CVE-2025-12728: 
vulnerability analysis and mitigation

A medium severity vulnerability (CVE-2025-12728) was identified in Google Chrome's Omnibox feature on Android devices prior to version 142.0.7444.137. The vulnerability was discovered by Hafiizh on October 16, 2025, and was publicly disclosed on November 5, 2025 (Chrome Release).

The vulnerability stems from an inappropriate implementation in the Omnibox component of Google Chrome on Android. It is classified under CWE-451 (User Interface Misrepresentation of Critical Information). The vulnerability has received a CVSS 3.1 base score of 4.2 (Medium) with the following vector: CVSS:3.1/AV:N/AC:H/PR:N/UI:R/S:U/C:L/I:N/A:L (NVD).

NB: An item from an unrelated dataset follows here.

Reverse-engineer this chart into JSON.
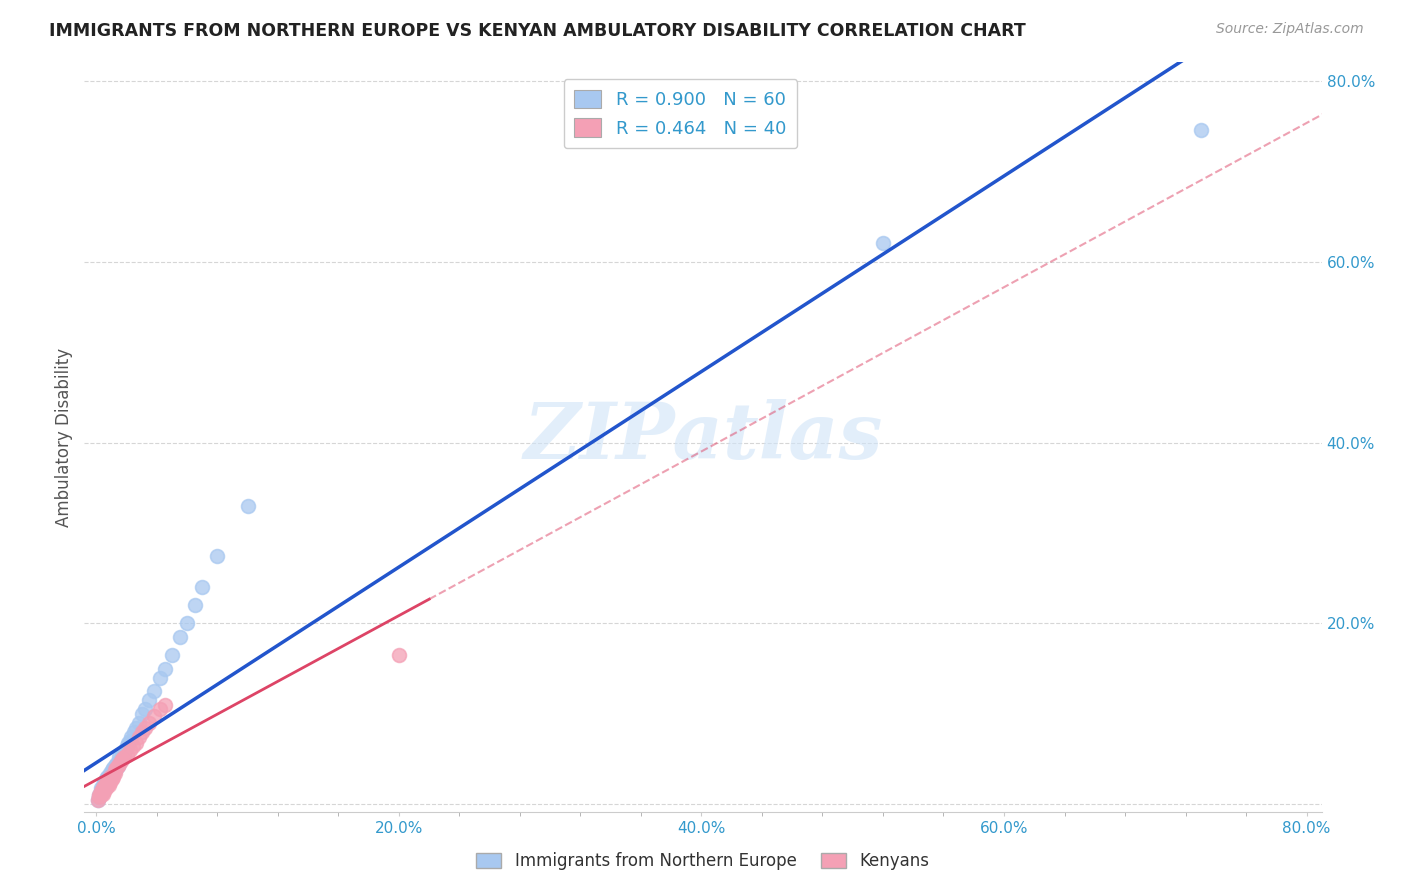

The vulnerability allows a remote attacker to perform UI spoofing through a crafted HTML page, but only if they can convince a user to engage in specific UI gestures. This could potentially lead to user interface misrepresentation of critical information (NVD).

Google has addressed this vulnerability in Chrome version 142.0.7444.137 and later. Users are advised to update their Chrome browsers to the latest version. Various Linux distributions have also released fixes, including Debian which has patched the vulnerability in version 142.0.7444.175-1 (Debian Tracker).